Kalau pasar terapung bagi masyarakat Kalimantan sudah tidak
asing lagi. Namun, istilah sawah terapung mungkin masih asing di telinga kita. Sawah terapung dibuat sebagai solusi sering terjadinya banjir. Mau banjir atau tidak, bagi petani tidak jadi
masalah lagi. Mereka tetap bisa bertani.
Kalau
di daerah kita, khusunya di Amuntai belum ada yang memperkenalkan, walaupun
ada, hanya terbatas. Sebagaimana sudah dilakukan ibu saya di Garunggang dengan
memanfaatkan elong atau enceng gondok. Ibu saya menyebutnya dengan istilah menanam
padi di atas ilung.
Adapun
alat yang dipakai untuk membuat sawah terapung ini ada beberapa alternatif yang
bisa dipilih, di antaranya, bahan apungnya bisa menggunakan bambu untuk siring
tepi. Bambu dipotong sesuai ukuran yang diinginkan, misalnya untuk ukuran 2 m
x 3 m, dan untuk lahan tengahnya
digunakan sabut kelapa, jerami dan tanah.

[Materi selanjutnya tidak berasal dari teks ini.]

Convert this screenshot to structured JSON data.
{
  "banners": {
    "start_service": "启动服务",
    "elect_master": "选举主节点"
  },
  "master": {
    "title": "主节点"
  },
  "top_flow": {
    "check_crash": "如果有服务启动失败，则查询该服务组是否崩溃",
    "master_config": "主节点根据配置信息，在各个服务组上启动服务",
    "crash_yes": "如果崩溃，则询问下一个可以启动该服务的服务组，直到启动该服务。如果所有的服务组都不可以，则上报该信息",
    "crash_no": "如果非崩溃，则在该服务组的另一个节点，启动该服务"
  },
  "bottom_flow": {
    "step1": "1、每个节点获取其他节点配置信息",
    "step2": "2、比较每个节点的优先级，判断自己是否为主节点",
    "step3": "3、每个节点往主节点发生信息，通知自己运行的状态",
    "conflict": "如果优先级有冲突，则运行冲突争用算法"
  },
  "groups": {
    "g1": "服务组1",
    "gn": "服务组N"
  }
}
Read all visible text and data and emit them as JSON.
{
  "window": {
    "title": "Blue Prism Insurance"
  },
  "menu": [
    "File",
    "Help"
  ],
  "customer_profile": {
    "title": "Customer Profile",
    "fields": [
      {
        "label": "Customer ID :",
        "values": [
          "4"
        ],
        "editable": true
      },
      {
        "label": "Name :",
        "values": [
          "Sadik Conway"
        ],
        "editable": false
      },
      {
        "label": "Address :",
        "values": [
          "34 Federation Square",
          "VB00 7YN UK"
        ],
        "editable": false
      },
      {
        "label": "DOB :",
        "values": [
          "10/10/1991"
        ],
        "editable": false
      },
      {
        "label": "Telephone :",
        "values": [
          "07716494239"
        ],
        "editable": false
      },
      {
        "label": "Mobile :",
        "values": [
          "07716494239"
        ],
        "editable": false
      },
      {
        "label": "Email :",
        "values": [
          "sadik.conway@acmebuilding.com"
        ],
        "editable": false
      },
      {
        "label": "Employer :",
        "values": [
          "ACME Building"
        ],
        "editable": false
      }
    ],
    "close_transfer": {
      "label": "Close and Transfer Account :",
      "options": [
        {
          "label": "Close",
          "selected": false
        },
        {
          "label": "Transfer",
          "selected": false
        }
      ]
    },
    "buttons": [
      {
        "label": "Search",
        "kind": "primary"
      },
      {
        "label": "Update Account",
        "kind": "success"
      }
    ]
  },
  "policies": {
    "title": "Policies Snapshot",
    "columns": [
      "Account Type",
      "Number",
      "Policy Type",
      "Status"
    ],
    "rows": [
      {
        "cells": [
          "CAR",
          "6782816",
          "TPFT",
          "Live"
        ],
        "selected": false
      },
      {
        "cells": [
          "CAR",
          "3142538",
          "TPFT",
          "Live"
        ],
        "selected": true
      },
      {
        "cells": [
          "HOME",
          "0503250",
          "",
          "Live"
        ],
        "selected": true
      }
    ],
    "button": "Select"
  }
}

Ini cara yang digunakan para petani
di Jawa. Ini cukup repot.
Namun,
kalau kita di Amuntai, bahan alam sudah tersedia. Yaitu dengan menggunakan
berkah alam enceng gondok yang selama ini dianggap bala yang harus dibuang. Cukup menggunakan tonggak kayu dan tali yang
dibentang agar enceng gondok tidak bergeser. Atau, kalau sawahnya sudah
berpetak-petak lebih bagus lagi walau tanpa tali, enceng gondoknya sudah
terkurung. Kecuali untuk mengantisipasi banjir bisa kita gunakan tali dan
tonggak kayu tadi supaya tidak hanyut di bawa arus air. Sederhana sekali kan?
Enceng
gondok yang bagus adalah enceng gondok yang tebal. Kalau selama ini petani
kewalahan membuang enceng gondok dari lahan persawahannya, sekarang jangan
dibuang. Cukup dikendalikan dengan menyemprot dengan bahan kimia khusus. Sampai
daunnya lapuk dan mati, diamkan beberpa
hari untuk menghilangkan pengaruh bahan kimia, setelah itu baru bibit siap
tanam di atas enceng gondok tersebut.